Die unzähligen Consulting-Firmen machen mit dem KI-Hype in der Schweiz ein gutes Geschäft. Laut einer Studie von PwC ist das Wachstumspotenzial für KI nirgendwo besser als hierzulande. Grund dafür ist die starke Präsenz der Technologie- und Softwarebranche sowie von Medien-, Pharma- und Finanzunternehmen in der Schweiz. Gerade in diesen Branchen kommt KI oft zum Einsatz. Die Studie sagt vorher, dass KI das Potenzial hat, das Wirtschaftswachstum in der Schweiz pro Jahr um 0,5 bis 0,8 Prozent zu steigern. Bis 2030 entspräche das einem zusätzlichen BIP-Wachstum von bis zu 50 Milliarden Schweizer Franken.

Trotz der guten Prognosen sei es wichtig, sich nicht vom Hype blenden zu lassen, warnte Mathias Binswanger (61), Volkswirtschaftsprofessor an der Fachhochschule Nordwestschweiz (FHNW) und Autor eines Buches über die KI-Revolution jüngst im Blick. «Es gibt eindeutige ökonomische Interessen dahinter, es uns so zu präsentieren, als wäre KI eine Art Tsunami, der uns überrollt.» 

Die Sache mit der Expertise

Am KI-Markt ist nicht alles Gold, was glänzt. «Gerade, weil ein vielfältiges Angebot nötig ist, um die KI-Bedürfnisse des Marktes zu befriedigen, kann nicht ausgeschlossen werden, dass sich einige Anbieter mit schlechter Qualität darunter befinden», erklärt HWZ-Studienleiterin Schouten. «Die Realität ist, dass es sehr anspruchsvoll ist, im Bereich der KI erfolgreich zu sein – aktuellen Statistiken zufolge scheitern 87 Prozent der KI-Transformationsprojekte, die in Unternehmen angestossen werden.» 

Gerade deshalb setzen viele Unternehmen auf externe Expertise – und fallen im schlimmsten Fall auf KI-Berater herein, bei denen es mit dem Fachwissen nicht besonders weit her ist. Ähnlich wie am Anfang der digitalen Transformation oder den sozialen Medien kann sich theoretisch jede und jeder als KI-Experte bezeichnen. «Ich habe beobachtet, dass viele Personen, die zum Beispiel als Blockchain-Experten begonnen haben, KI-Experten werden», bemerkt Schouten. Sie glaubt nicht, dass es sich dabei wirklich um Experten handelt. «Diese Personen springen auf den Hype auf.»
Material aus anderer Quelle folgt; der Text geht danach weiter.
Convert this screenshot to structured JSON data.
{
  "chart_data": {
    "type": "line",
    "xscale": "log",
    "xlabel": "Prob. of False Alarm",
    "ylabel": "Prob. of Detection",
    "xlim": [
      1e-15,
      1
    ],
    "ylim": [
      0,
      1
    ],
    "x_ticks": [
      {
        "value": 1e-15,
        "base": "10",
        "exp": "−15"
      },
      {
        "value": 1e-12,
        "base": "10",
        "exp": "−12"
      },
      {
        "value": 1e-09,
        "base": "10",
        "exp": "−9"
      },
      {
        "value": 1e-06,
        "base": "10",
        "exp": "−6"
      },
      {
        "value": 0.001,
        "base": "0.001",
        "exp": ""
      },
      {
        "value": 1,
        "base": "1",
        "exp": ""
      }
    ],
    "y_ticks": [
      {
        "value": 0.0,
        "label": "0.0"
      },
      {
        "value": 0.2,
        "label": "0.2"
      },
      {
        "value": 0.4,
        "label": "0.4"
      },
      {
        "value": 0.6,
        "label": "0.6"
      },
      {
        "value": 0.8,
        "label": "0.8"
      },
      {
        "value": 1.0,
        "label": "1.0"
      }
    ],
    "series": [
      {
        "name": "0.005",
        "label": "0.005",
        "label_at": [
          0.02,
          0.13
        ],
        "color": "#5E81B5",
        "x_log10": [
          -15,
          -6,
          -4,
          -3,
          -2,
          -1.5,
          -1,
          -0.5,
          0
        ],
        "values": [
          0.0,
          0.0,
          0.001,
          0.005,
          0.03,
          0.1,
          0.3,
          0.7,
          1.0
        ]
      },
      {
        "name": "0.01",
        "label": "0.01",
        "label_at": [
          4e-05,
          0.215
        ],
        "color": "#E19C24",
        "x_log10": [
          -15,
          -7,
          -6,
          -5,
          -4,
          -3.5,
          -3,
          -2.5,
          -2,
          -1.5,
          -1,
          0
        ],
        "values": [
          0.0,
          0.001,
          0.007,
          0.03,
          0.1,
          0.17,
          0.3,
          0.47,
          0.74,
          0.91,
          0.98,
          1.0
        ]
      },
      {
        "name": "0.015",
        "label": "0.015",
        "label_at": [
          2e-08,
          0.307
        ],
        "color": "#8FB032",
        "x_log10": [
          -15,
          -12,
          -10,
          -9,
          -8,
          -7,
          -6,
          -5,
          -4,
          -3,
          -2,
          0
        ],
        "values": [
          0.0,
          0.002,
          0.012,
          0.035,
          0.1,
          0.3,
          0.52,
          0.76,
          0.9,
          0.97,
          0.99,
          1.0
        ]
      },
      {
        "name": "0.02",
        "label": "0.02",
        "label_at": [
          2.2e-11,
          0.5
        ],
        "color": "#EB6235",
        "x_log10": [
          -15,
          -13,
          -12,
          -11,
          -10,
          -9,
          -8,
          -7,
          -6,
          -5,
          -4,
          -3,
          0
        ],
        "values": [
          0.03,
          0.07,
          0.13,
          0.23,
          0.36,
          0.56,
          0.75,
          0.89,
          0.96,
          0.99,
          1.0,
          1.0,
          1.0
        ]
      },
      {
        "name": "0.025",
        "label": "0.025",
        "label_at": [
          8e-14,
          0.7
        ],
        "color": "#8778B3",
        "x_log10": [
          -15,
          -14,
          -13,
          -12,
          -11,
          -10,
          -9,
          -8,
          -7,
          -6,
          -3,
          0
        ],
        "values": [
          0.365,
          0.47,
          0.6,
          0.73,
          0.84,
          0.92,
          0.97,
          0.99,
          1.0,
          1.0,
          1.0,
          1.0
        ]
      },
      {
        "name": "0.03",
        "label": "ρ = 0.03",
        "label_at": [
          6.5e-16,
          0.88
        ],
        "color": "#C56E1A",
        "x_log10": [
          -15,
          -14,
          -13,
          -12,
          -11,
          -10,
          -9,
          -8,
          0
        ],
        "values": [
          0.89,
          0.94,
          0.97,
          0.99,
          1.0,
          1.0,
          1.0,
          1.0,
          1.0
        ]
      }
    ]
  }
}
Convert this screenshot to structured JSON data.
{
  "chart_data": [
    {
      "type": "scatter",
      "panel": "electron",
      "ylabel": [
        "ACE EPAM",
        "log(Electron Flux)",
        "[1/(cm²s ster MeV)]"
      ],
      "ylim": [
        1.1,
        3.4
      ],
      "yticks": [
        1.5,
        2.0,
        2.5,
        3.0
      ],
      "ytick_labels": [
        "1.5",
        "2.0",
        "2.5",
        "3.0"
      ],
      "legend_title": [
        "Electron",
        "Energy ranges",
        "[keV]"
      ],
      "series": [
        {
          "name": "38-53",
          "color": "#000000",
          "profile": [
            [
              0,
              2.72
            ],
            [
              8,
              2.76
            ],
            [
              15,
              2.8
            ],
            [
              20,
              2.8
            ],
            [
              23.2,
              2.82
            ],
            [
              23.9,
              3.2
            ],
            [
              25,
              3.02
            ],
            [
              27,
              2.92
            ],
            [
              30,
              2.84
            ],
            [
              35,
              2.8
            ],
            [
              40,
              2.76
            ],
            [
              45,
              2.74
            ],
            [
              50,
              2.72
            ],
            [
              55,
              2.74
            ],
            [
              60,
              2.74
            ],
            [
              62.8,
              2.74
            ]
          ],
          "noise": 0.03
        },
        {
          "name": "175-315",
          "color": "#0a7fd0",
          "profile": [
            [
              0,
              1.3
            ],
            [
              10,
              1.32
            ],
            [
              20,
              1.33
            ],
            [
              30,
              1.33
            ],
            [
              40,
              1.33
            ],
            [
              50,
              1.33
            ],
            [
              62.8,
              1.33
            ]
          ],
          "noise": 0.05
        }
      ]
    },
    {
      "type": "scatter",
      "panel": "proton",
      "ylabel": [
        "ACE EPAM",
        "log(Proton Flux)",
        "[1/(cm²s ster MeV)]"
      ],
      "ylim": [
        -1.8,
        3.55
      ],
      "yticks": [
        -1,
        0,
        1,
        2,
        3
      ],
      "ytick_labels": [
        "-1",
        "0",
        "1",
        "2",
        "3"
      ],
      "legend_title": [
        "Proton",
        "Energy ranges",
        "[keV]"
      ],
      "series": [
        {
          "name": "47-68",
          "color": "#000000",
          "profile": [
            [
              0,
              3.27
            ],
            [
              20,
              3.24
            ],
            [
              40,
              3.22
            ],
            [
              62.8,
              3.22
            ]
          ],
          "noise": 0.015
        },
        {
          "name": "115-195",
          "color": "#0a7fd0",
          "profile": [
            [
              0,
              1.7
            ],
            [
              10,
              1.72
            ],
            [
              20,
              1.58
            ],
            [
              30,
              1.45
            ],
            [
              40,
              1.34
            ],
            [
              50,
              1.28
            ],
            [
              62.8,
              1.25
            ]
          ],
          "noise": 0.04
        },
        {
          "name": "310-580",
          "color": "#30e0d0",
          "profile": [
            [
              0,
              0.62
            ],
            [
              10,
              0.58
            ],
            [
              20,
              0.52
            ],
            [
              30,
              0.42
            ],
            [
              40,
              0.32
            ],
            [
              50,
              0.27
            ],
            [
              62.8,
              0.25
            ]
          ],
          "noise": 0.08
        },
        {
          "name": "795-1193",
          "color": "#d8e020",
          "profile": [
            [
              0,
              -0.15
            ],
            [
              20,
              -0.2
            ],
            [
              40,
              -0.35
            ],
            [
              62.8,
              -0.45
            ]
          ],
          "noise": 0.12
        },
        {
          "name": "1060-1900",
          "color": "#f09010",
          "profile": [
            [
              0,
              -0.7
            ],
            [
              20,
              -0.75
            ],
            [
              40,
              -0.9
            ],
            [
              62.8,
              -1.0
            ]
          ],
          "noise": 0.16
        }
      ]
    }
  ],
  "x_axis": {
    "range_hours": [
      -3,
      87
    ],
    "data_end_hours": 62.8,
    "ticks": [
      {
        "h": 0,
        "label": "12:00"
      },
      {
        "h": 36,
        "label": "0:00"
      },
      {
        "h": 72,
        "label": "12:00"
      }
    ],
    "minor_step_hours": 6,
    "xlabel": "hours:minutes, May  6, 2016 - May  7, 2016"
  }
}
Praktische Erfahrung sei für KI-Expertise der Schlüssel, so Schouten. Mit ihr würden auch die «falschen» Experten zu echten werden. Bis dahin rät sie jedem Unternehmen, das mit Consulting-Firmen zusammenarbeitet, zu überprüfen, ob die beteiligten Personen schon vor dem ChatGPT-Hype in diesem Bereich tätig waren.